Storage system network features will change significantly after carrying the data flow. Based on the complex network theory, this paper analyzes centrality index of storage nodes under the influence of storage system network data flow to identify node important degree, bearing capacity, and the equilibrium condition in the process of the storage system data transmission and further data layout performance optimization. Firstly, considering the local characteristics of data transmission, the path selection of data transmission, the distance of data transmission, and the carrying capacity of the nodes, four indexes of node strength, ability betweenness, data transmission amount, and concentration index of data flow are proposed for the identification of the node flow load in the data flow network. Then, according to the arrival time of the task and the data amount of the remaining blocks in the parent file of the data block, a flexible sorting method of the data block writing task is proposed. Finally, according to the result of node flow load identification, the target rack and storage node are selected according to the principle of least load, and a network awareness data layout scheme is proposed.

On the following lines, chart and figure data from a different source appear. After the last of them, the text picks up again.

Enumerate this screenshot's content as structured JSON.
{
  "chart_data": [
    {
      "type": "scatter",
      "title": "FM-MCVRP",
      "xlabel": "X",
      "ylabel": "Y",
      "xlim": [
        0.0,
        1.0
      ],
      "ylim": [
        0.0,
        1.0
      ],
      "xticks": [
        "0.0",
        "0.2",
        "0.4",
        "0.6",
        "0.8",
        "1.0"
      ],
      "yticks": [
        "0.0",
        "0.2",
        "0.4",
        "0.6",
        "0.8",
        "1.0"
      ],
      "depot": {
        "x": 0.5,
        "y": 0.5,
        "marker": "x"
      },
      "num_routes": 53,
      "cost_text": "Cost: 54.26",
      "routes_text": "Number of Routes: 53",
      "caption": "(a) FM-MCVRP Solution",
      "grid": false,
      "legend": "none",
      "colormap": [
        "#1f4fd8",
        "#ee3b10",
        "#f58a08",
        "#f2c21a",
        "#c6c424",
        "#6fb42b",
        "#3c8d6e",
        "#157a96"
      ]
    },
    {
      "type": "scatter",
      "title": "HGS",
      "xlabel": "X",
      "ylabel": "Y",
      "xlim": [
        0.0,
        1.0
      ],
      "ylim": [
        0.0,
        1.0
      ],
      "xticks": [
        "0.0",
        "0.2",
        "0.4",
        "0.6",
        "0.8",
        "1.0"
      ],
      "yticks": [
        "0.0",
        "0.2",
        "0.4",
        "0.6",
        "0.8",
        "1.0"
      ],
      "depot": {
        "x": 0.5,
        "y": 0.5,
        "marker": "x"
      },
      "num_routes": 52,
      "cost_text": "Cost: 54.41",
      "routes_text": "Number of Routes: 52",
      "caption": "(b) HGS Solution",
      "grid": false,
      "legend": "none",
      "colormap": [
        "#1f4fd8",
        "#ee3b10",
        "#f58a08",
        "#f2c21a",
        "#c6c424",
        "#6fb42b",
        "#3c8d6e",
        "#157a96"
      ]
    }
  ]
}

Experimental results show that the proposed data layout scheme of network awareness in this paper is better than that without considering the network characteristics of the layout plan in the aspect of transmission task completion time to improve the efficiency of data transmission task execution, reduce task execution time, effectively enhance the efficiency of data storage, and achieve the effect of network flow equilibrium. In the future research work, the network awareness data layout scheme based on future flow prediction will be further studied.

Data Availability

The data used to support the findings of this study are available from the corresponding author upon request.

Conflicts of Interest

The authors declare that there are no conflicts of interest.

Authors’ Contributions

D. S. designed the algorithms and wrote the paper. B. S., G. B., and Y. Z. made a careful revision of the article and proposed amendments.

Acknowledgments

This work was supported by the National Natural Science Foundation of China under Grant no. 61672416, the National Natural Science Foundation of China under Grant no. 61872284, and the Shaanxi Natural Science Foundation of China (2018JM6105).